Lindenberg! Mach dein Ding (Foto: Warner Music International)

Lindenberg! Mach dein Ding (Soundtrack)

  16.02.2020 | 18:00 Uhr

Auf dem Soundtrack- Album "Lindenberg! Mach dein Ding" zum Lindenberg-Film gibt es 16 Songs - elf stammen von Udo Lindenberg, fünf hat der junge Schauspieler Jan Bülow eingesungen - und das richtig gut. Unser CD-Tipp der Woche.


CD der Woche vom 17. bis 22. Februar


Lindenberg! Mach dein Ding (Foto: Warner Music International)

Lindenberg! Mach dein Ding
(Original Soundtrack)

Warner Music International
LC 14666
EAN: 5054197064258
VÖ: 10.01.2020


Der Film "Lindenberg! Mach dein Ding" von Regisseurin Hermine Huntgeburth erzählt die Geschichte eines Jungen aus dem westfälischen Provinzstädtchen Gronau, der eigentlich nie eine Chance hatte, und sie dennoch ergriffen hat.

Sehenswert machen den Film jede Menge Rock'n'Roll, Sex & Drugs in Zeiten bewegter deutsch-deutscher Zeitgeschichte und auch die Besetzung. Shootingstar Jan Bülow (23) in der Titelrolle trifft auf Detlev Buck (57) als Talentscout einer Plattenfirma und Max von der Groeben (27) als Lindenberg-Kumpel Steffi Stephan.

Charly Hübner (47) verkörpert den dauerbetrunkenen und totunglücklichen Vater und Julia Jentsch (41) die liebevolle Mutter und erste musikalische Förderin. Zudem inspiriert Martin Brambach (52) den jungen Udo Lindenberg zum Kellnern.

Die Liebesangelegenheiten des Udo Lindenberg sind eine der treibenden Kräfte im Film. Verkörpert werden sie beispielsweise durch Saskia Rosendahl (26), die eine seiner großen Lieben spielt, das "Mädchen aus Ost-Berlin". Ella Rumpf (24) ist sein sportlicher Kindheitsschwarm Susanne, die es nicht aus der Provinz herausschafft. Ein echter Hingucker ist Schauspielerin Ruby O. Fee (23) als rabiate "Paula von St. Pauli, die sich immer auszieht".

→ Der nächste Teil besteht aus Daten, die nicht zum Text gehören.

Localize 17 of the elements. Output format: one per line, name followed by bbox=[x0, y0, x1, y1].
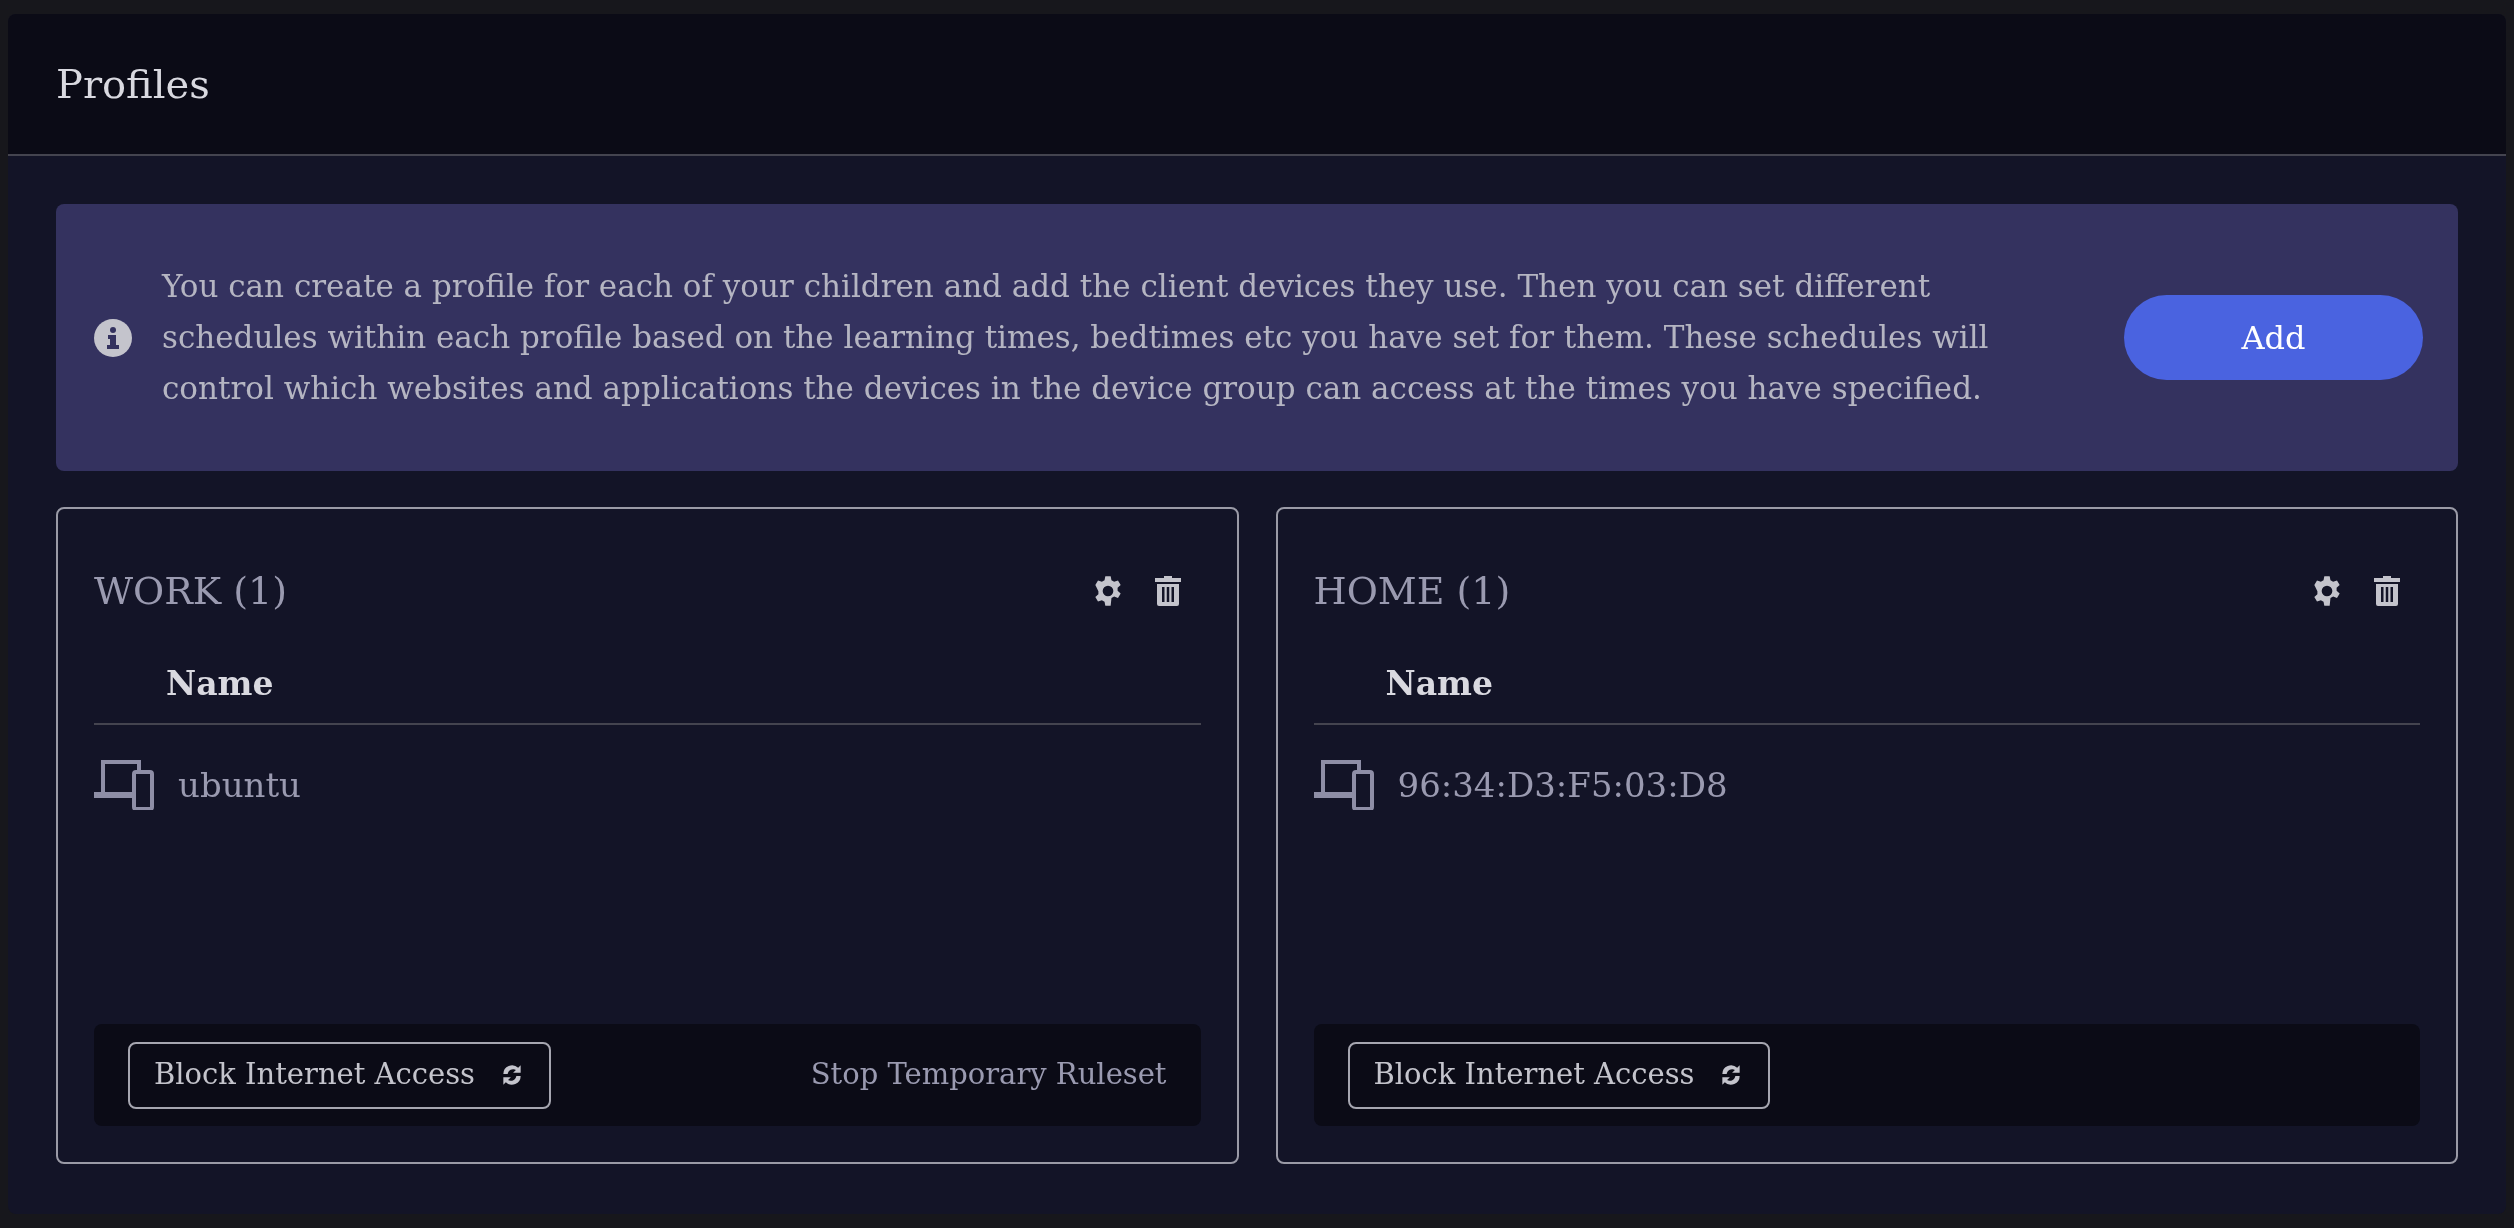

„Lindenberg! Mach dein Ding" ist für Udo-Lindenberg-Fans ein Muss. Aber auch für Liebhaber von Musiker-Biopics ist der Film nach "Bohemian Rhapsody" (2018), "Rocketman" (2019) und "Judy" (2020) ein Highlight. Und wer eigentlich von sich behaupten würde "Ich bin kein Lindenberg-Fan", dem sei gesagt, muss man für diesen Film auch nicht sein.

Allen später Geborenen, die Lindenberg nur als den Altrocker mit dem schwarzen Hut und den dauergespitzten Lippen aus dem Hamburger Hotel „Atlantic“ kennen, dürfte der Film in jedem Fall einen Teil der Faszination näherbringen, die er seit Jahrzehnten auf seine Fans ausübt.

Die Geschichte von Udo, dem Trommler, macht Mut - oder um es mit Lindenbergs Worten zu sagen: "Sei, was du sein willst, und das bist du dann auch."